LOS ANGELES, FEB. 2 -- The murkiness surrounding the events leading to the death of Loyola Marymount basketball star Hank Gathers has become somewhat penetrated in the deposition testimony of Vernon Hattori, the cardiologist who treated him.

Excerpts of Hattori's deposition, taken in connection with a wrongful-death suit filed by the Gathers family, detail a doctor-patient relationship that, in many cases, could only be verified by Gathers.

Hattori said in his deposition that two days before Gathers's death, he was so concerned about the dosage level of Gathers's heart medication that he told then Loyola Marymount coach Paul Westhead that he would not allow Gathers to play in the West Coast Conference tournament. Hattori said it was a hollow threat, designed to get Gathers's attention because he had failed to show up for a testing appointment and did not return Hattori's phone calls.

Gathers collapsed March 4 playing in a tournament game and died shortly thereafter. An autopsy listed the cause of death as cardiomyopathy, a heart disorder. Members of the Gathers family are suing Loyola, Westhead, Hattori and 11 others for negligence.

Hattori said that on Friday, March 2, he phoned Westhead's office and left a message for either Gathers or Westhead. He later spoke with Westhead and Chip Schaefer, Loyola's trainer.

"I explained to them that I was irate that Hank had missed his appointments all week, that I had serious doubts if I could let him play because he had not come for his evaluation over the weekend, which was the tournament, and that it was absolutely, absolutely imperative that I talk to Hank," Hattori said in his deposition.

Hattori said he had reduced the dosage of Gathers's heart medication, Inderal, from 40 milligrams twice a day to 20 milligrams twice a day on Monday, Feb. 26, but only with the stipulation that Gathers would undergo testing on Wednesday to determine if the lower dosage was effective and safe.

Inderal -- a beta-blocker that helps slow the heart rhythm -- can cause a side effect of sluggishness. A lower dose can cause fewer side effects and, in Gathers's situation, might have improved his basketball performance.

"My feeling at that point was that since Hank had not had his tests, and at this point it was almost logistically impossible -- realizing it was late in the afternoon -- to have this testing done prior to his Saturday game, it was my intent on increasing his medication back to 40 {milligrams} twice a day. . . . It was never my intent not to let him play. I inferred that purposely to the coaches to try to get their attention to try to get Hank on the phone."

Hattori said that Gathers called him Friday about 6 p.m. and told him he hadn't been in because he and teammate Bo Kimble had been busy.

"I told him that he had blown it," Hattori said. "I used that term specifically. That the 20 b.i.d. {twice daily} dosage reduction was -- had not been tested. I emphasized to him we always tested the dosage we used. I told him therefore I couldn't let him play on 20 b.i.d., and that I wanted him to increase his dosage to 40 tonight and then 40 b.i.d. there on until we tested him again."

Hattori said that Gathers laughed and said, "No, no, no. I feel great."

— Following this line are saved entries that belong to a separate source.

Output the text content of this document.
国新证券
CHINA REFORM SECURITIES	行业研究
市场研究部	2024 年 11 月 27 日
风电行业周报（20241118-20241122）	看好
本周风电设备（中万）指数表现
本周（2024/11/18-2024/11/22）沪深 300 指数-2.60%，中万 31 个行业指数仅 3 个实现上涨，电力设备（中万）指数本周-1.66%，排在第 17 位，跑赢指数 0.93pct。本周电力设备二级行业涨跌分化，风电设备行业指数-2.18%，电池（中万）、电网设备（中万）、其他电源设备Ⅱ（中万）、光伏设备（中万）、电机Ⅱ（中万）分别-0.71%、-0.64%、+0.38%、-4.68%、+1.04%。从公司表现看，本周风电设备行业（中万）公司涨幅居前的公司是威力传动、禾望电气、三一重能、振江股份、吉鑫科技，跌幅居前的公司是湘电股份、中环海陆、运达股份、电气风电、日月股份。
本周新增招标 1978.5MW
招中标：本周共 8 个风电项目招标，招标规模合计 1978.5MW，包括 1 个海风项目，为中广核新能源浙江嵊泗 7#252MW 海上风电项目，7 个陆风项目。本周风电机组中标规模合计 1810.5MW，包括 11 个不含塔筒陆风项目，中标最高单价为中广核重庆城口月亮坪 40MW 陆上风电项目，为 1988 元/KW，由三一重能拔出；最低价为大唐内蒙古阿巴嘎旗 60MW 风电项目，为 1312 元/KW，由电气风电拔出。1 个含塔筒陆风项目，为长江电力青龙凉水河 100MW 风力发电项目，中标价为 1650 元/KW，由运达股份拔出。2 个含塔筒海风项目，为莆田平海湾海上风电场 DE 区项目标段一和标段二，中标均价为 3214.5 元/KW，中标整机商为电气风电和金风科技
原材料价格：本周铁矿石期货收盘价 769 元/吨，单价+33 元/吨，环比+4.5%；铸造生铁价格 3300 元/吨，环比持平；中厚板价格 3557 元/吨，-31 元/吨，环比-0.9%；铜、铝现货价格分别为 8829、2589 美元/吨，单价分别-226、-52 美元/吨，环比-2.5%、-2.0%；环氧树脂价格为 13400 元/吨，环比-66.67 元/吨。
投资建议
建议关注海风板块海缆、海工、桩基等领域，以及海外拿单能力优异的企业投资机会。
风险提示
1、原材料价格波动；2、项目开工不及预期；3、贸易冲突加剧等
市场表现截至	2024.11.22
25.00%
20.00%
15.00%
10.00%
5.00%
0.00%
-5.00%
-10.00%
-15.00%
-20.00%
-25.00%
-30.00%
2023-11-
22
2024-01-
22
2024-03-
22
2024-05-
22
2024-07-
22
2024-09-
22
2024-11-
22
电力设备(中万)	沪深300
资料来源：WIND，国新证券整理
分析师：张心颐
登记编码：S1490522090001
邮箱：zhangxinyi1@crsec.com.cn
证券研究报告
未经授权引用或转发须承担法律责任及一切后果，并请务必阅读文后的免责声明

Hattori replied: "I said, 'I know. I talked to the coach. You are playing much better. But that's not the point.' "

Hattori said that Gathers said: " 'No. I feel much better. I can tell my heart is not racing at all. . . . ' So we continued to debate whether he should be on 20 or on 40. His point was that he knew how he felt, he knew the medicine was working, he was playing better," Hattori said. "I emphasized to him several times that I had no way of documenting whether in fact the medication was working.

"He {Gathers} said, 'Is there any way we could do a treadmill now?' I said, 'No.'

"He said, 'Could I get a Holter {heart monitor test} in the morning?' I said, 'No.'"

Hattori had made plans to go out of town for the weekend for his bachelor party.

Hattori said at that point they talked some more about whether Gathers should go back on the higher dosage of medication.

Then Hattori asked Gathers: " 'Hank, if you play on the lower dosage, do you promise if you start to feel anything you will take yourself out of the game immediately?' He {Gathers} said -- he swore up and down that he would do that.

"And finally I said to him, 'Okay, why don't you go ahead and play on 20 b.i.d. Continue that dosage.' And he promised to come into the office Monday for testing, either Monday or Tuesday, whenever was -- the last game was on that day. . . . Then I wished him good luck, and that was the end of the conversation, as I recall."